A estufa de secagem e esterilização Marconi são empregadas nos laboratórios de diversas áreas para a eliminação de toda e qualquer manifestação microbiológica que pode haver nos instrumentos laboratoriais.

A estufa de secagem e esterilização Marconi são empregadas nos laboratórios de diversas áreas para a eliminação de toda e qualquer manifestação microbiológica que pode haver nos instrumentos laboratoriais.

Esterilizar materiais de laboratório é de extrema importância para que não ofereça risco de contaminação. Muitos são os instrumentos que requerem esterilização, entre eles, cirúrgicos, odontológicos, hospitalares e laboratoriais.

A Estufa de Laboratório é responsável pelo procedimento que elimina os microorganismos presente nos instrumentos. Um dos tipos de Estufa para Esterilização e Secagem é a que utiliza a técnica do calor seco, que oxida os microorganismos.

Este modelo emprega apenas a alta temperatura como fator de eliminação de bactérias. A esterilização é importante para evitar a contaminação do ambiente, do profissional ou do paciente, em casos de clínicas odontológicas, hospitais e laboratórios de análises clínicas.

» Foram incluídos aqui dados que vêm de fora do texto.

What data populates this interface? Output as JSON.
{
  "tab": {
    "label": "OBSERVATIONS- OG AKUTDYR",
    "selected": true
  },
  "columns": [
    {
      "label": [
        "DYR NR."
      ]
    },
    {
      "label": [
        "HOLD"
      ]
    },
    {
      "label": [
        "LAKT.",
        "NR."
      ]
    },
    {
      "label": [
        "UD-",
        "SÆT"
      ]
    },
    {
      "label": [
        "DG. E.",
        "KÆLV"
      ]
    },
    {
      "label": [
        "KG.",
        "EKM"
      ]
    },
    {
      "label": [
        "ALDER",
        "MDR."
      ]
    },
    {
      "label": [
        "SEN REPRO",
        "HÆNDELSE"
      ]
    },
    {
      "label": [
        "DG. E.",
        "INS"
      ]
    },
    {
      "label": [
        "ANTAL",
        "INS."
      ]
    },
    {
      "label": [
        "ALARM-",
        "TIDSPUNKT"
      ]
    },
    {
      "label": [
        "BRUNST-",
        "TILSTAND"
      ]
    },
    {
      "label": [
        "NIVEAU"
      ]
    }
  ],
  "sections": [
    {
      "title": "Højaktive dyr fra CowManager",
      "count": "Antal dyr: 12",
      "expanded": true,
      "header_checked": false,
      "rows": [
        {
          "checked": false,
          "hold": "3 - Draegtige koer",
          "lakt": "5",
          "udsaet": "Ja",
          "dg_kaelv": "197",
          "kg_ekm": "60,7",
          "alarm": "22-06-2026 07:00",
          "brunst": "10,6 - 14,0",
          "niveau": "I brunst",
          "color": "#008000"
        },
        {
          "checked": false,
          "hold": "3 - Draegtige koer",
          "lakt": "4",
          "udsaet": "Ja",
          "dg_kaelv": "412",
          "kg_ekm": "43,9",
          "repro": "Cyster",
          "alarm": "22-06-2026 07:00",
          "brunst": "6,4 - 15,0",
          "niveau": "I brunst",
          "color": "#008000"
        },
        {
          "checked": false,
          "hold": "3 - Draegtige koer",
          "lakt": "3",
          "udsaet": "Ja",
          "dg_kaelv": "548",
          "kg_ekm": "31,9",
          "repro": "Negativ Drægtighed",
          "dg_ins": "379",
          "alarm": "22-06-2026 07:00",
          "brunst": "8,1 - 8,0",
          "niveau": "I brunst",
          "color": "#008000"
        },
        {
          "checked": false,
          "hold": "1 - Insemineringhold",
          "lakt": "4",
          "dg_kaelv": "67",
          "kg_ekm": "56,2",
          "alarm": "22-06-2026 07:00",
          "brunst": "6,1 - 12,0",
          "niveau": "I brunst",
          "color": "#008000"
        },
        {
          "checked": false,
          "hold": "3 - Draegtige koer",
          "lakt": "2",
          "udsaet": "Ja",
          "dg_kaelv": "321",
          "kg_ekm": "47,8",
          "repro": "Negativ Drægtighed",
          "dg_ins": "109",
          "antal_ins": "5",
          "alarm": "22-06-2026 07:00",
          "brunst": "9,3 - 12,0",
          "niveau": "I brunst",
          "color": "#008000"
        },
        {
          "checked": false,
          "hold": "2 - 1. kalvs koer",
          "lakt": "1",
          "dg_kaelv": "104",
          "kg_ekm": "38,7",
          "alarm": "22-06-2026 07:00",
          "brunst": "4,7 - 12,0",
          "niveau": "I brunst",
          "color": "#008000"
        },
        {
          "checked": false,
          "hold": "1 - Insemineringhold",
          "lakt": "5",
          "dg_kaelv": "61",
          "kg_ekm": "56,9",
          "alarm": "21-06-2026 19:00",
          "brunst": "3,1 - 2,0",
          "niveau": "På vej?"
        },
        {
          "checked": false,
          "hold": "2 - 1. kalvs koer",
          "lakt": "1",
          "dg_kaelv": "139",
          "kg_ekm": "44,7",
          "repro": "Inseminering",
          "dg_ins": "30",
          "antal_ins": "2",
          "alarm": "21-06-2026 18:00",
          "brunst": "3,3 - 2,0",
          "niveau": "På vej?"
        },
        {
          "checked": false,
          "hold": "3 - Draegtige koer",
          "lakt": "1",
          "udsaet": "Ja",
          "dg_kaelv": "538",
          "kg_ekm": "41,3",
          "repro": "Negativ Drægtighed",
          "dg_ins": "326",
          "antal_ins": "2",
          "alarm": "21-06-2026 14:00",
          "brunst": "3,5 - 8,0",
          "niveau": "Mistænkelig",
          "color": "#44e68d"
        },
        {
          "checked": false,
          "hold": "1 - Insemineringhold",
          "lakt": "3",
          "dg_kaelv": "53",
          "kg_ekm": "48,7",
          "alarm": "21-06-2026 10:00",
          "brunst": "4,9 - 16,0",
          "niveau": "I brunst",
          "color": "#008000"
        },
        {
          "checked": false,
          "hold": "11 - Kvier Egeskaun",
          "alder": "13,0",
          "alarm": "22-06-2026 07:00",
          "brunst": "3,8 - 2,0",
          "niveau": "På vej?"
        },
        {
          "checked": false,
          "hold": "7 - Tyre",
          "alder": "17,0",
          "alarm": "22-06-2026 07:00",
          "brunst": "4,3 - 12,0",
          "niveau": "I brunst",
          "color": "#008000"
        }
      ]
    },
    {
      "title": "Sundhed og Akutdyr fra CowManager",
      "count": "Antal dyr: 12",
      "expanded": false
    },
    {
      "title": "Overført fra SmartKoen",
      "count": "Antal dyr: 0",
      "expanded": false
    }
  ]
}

Em seguida temos a estufa de com circulação e renovação de ar esse modelo da Marconi também emprega vários ramos da industrial, precisamente quando se precisa de uma homogeneidade térmica.

Estufa de com circulação e renovação de ar esse modelo da Marconi também emprega vários ramos da insdustrial, precisadamente quando se precisa de uma homogeneidade térmica.  As estufas com circulação forçada de ar são destinadas para consecução de testes com controle severo da temperatura e homogeneidade da câmara, bem como a troca constante do ar que é realizada através de captadores/renovadores aeradores.

As estufas com circulação forçada de ar são destinadas para consecução de testes com controle severo da temperatura e homogeneidade da câmara, bem como a troca constante do ar que é realizada através de captadores e/ou renovadores aeradores.

Atendendo parâmetros de segurança o equipamento possui uma automação inteligente podendo ser perfilado da maneira que o cliente parceiro necessitar para melhor desempenho analítico.